We regret, of course, that the only readily available congressional reapportionment plan is one that has been vetoed by the Governor. We note, however, that it has the bipartisan support of all of the California members of the United States House of Representatives appearing herein and that it is opposed by none of such members. We would be naive not to recognize that the plan was drafted with the interests of the incumbents in mind. Whether or not we may deem it appropriate to consider those interests when and if we must ultimately draft our own reapportionment plans for post-1972 elections, the fact that Assembly Bill No. 16 may favor incumbents does not disqualify it from serving as the court’s temporary plan in the exigent circumstance confronting us.
To summarize we hold that the Reapportionment Commission has no jurisdiction to reapportion the Legislature. We further hold that unless the Legislature enacts valid legislative reapportionment statutes in time for the 1972 elections, the present statutes apportioning the Legislature shall remain in effect for the 1972 elections.
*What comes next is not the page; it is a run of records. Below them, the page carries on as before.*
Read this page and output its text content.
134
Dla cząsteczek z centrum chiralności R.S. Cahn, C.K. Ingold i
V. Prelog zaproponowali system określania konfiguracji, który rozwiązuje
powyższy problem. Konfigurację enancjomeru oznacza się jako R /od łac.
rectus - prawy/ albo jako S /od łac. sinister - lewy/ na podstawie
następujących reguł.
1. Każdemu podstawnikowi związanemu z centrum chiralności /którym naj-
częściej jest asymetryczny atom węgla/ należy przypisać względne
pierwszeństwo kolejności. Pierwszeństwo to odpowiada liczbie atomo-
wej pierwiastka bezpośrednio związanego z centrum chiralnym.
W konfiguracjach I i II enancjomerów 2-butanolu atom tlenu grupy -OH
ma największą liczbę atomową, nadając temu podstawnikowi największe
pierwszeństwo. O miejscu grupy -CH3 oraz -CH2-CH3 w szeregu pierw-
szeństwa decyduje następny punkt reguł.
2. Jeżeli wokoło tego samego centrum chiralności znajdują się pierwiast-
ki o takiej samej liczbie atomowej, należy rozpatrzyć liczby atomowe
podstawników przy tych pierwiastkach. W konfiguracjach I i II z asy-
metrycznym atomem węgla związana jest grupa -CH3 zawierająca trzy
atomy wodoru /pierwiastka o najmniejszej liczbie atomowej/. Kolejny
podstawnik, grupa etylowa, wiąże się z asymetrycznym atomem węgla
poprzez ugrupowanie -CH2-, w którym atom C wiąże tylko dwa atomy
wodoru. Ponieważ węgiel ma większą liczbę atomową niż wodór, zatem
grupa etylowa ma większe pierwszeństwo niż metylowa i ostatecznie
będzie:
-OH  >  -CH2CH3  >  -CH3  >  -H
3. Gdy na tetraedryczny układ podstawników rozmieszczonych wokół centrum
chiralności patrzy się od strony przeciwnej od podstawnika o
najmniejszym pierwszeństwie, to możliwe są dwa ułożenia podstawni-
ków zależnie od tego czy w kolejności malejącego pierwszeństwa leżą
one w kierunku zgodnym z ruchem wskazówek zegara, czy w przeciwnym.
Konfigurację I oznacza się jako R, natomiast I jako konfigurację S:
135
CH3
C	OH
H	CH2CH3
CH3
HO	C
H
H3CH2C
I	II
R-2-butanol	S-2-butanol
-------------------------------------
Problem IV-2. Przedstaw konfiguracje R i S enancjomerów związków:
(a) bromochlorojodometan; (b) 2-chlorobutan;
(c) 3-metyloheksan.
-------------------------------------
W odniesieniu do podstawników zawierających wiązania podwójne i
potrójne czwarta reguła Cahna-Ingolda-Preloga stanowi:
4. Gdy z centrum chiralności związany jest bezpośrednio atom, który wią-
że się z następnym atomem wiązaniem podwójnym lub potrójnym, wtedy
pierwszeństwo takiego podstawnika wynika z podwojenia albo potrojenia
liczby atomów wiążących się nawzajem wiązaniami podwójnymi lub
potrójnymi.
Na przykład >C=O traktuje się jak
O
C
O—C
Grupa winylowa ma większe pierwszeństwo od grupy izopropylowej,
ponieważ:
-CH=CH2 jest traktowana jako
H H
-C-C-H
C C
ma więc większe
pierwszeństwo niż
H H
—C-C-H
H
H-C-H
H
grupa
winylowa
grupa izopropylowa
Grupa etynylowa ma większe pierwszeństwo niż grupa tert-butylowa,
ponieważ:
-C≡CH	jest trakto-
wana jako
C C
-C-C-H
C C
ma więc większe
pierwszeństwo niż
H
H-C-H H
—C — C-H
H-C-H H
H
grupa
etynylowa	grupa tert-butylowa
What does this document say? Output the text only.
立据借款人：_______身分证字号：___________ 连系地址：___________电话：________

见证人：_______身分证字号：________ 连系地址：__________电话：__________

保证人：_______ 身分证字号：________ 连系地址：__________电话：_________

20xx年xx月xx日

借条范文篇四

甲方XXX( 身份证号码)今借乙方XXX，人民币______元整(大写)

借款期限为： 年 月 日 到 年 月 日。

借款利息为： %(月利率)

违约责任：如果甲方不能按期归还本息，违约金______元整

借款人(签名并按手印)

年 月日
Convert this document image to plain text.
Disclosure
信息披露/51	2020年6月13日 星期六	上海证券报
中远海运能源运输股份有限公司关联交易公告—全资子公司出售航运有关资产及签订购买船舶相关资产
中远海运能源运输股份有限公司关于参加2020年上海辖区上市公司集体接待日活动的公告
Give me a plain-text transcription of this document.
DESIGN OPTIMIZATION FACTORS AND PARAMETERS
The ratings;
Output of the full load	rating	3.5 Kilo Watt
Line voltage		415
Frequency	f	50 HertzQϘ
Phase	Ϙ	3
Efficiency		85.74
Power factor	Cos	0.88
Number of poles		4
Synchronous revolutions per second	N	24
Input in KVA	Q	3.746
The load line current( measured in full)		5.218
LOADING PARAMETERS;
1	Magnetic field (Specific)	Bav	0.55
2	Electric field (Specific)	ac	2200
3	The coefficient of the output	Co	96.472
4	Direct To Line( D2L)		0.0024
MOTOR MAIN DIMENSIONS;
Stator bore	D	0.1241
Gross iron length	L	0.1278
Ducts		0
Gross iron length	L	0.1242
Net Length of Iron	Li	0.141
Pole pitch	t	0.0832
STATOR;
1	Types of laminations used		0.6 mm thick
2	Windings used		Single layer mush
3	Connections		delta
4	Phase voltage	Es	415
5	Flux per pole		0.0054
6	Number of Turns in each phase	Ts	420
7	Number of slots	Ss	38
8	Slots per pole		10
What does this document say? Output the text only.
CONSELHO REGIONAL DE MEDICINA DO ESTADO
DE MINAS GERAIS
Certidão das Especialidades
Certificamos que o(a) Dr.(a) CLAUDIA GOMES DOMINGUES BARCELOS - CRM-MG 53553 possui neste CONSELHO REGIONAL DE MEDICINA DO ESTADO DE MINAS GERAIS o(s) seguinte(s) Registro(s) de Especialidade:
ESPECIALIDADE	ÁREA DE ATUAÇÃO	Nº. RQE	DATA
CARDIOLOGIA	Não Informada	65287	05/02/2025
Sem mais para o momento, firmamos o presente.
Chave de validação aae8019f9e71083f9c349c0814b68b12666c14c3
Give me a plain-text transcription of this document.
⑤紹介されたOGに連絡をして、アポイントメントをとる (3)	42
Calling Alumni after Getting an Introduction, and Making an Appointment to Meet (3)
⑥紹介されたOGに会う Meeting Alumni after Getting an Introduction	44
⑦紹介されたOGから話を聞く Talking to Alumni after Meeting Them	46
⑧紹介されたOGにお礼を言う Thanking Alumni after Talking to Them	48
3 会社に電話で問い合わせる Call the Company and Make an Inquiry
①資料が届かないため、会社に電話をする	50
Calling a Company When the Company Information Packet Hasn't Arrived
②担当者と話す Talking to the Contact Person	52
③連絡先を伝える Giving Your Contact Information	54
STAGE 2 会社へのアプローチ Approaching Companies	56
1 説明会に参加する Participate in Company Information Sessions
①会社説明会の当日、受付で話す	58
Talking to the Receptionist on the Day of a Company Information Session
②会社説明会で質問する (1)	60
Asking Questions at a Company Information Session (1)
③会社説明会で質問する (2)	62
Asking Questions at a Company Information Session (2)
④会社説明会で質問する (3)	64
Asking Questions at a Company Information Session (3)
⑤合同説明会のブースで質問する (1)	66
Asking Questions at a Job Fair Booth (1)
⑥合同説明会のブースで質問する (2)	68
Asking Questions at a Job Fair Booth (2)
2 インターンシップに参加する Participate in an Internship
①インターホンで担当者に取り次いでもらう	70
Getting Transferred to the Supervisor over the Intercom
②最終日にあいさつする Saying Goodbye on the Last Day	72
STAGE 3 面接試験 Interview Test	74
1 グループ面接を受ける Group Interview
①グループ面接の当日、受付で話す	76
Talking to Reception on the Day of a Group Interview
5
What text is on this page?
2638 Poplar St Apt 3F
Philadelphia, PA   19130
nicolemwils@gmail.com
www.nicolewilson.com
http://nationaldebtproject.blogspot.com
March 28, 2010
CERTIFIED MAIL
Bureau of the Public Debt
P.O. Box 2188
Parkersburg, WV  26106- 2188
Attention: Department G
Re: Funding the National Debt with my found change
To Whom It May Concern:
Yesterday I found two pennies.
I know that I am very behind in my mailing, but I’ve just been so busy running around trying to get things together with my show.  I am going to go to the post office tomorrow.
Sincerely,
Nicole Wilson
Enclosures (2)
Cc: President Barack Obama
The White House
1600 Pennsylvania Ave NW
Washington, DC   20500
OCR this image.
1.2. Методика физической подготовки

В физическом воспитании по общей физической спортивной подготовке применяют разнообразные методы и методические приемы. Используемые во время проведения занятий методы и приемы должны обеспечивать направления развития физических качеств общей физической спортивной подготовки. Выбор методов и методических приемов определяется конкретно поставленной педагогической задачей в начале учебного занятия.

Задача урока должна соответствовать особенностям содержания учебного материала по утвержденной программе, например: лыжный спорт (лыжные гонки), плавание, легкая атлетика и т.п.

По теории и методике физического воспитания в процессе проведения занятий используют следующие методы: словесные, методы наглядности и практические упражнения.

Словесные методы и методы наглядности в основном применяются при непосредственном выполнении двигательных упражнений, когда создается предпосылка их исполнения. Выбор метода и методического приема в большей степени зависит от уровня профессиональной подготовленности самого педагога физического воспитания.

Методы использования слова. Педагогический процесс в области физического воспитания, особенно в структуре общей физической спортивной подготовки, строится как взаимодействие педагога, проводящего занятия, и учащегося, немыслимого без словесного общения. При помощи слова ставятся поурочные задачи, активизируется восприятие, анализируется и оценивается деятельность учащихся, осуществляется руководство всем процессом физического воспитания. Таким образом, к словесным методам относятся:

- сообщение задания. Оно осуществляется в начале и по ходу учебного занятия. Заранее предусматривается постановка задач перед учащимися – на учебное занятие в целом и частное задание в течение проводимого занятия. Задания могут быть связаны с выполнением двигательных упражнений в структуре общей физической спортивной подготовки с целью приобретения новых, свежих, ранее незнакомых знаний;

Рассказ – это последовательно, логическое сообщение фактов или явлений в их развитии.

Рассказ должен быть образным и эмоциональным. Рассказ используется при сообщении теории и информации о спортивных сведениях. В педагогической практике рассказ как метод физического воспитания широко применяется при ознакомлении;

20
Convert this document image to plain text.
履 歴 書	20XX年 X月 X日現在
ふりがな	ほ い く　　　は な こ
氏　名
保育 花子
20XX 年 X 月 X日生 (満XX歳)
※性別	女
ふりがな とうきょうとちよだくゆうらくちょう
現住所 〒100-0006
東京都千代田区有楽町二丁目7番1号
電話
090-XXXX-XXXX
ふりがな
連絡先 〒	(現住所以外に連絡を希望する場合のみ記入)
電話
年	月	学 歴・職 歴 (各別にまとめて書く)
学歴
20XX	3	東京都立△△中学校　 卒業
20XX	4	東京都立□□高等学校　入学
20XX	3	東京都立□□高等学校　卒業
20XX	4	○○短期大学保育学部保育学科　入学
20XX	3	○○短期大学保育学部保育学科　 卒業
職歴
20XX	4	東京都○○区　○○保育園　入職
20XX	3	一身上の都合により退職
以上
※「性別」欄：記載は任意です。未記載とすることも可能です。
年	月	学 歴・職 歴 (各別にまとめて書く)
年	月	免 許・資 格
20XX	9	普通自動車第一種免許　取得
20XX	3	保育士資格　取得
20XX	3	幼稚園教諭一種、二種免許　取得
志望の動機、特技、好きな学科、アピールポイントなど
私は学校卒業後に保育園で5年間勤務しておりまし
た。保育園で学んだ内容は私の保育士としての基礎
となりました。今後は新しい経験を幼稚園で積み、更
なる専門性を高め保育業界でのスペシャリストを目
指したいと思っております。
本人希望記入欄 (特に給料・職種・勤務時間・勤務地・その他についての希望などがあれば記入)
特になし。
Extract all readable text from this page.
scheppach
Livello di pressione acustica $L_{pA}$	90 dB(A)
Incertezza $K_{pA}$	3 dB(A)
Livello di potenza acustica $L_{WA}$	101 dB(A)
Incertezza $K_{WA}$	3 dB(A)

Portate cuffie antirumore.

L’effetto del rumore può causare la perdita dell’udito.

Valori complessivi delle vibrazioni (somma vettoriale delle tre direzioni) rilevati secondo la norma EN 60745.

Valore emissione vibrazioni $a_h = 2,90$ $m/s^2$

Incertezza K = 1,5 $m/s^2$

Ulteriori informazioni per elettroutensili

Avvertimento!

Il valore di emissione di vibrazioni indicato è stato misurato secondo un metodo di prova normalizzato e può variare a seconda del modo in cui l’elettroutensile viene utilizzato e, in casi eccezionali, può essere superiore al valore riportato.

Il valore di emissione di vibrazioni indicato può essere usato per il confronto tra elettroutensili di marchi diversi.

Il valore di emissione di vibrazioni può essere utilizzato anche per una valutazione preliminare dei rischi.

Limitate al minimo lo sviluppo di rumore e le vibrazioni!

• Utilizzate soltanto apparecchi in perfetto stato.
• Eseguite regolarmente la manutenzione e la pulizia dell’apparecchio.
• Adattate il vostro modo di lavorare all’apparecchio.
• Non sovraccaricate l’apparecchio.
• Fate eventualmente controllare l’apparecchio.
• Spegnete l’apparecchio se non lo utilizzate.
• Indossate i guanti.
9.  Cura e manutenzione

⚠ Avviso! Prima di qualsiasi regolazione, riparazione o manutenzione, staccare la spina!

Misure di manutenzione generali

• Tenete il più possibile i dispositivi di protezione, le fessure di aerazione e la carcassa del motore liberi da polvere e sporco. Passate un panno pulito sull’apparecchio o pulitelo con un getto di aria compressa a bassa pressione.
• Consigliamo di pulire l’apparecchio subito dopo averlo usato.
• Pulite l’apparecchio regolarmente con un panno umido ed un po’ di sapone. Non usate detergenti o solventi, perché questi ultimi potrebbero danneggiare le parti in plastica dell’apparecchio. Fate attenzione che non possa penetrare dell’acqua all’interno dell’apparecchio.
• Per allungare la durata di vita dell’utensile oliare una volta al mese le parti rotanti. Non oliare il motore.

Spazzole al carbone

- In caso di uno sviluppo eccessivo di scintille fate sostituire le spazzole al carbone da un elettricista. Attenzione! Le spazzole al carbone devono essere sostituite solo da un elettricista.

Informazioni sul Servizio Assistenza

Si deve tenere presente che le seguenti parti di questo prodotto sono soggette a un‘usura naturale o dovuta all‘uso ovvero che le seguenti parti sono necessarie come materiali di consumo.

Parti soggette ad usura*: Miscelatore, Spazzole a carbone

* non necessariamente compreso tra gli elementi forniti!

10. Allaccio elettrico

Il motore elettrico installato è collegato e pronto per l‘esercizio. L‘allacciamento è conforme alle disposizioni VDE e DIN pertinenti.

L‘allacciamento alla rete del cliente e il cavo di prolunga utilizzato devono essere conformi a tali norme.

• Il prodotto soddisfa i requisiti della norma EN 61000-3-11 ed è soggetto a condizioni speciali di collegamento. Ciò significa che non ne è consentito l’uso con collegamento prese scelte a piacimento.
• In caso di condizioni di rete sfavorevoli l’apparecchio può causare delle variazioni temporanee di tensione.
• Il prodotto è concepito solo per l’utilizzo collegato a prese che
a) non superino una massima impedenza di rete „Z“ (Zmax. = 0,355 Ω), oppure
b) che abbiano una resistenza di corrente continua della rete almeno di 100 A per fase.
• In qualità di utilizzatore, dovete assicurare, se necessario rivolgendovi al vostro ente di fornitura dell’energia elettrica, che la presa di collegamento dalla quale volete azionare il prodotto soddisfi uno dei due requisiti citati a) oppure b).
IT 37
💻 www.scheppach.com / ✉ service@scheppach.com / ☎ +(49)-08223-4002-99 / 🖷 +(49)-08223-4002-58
We finally hold that unless the Legislature enacts a valid congressional reapportionment in time for the 1972 elections, the congressional districts set forth in Assembly Bill No. 16, 1971 First Extraordinary Session, shall be in effect *604for the 1972 elections.3 We retain jurisdiction to draft new reapportionment plans for the elections of 1974 through 1980 in the event that the Legislature does not enact valid legislative and congressional reapportionment statutes by the close of its 1972 regular session.
Since there is no reason to believe that any of the parties to these proceedings will not accede to our holdings herein, no purpose would be served by issuing writs of mandate. (See Silver v. Brown (1966) 63 Cal.2d 841, 848 [48 Cal.Rptr. 609, 409 P.2d 689].) All parties shall recover their costs from the State of California. (See Code Civ. Proc., § 1095.)
This judgment is final forthwith.
McComb, J., Peters, J., Tobriner, J., Mosk, J., Burke, J., and Sullivan, J., concurred.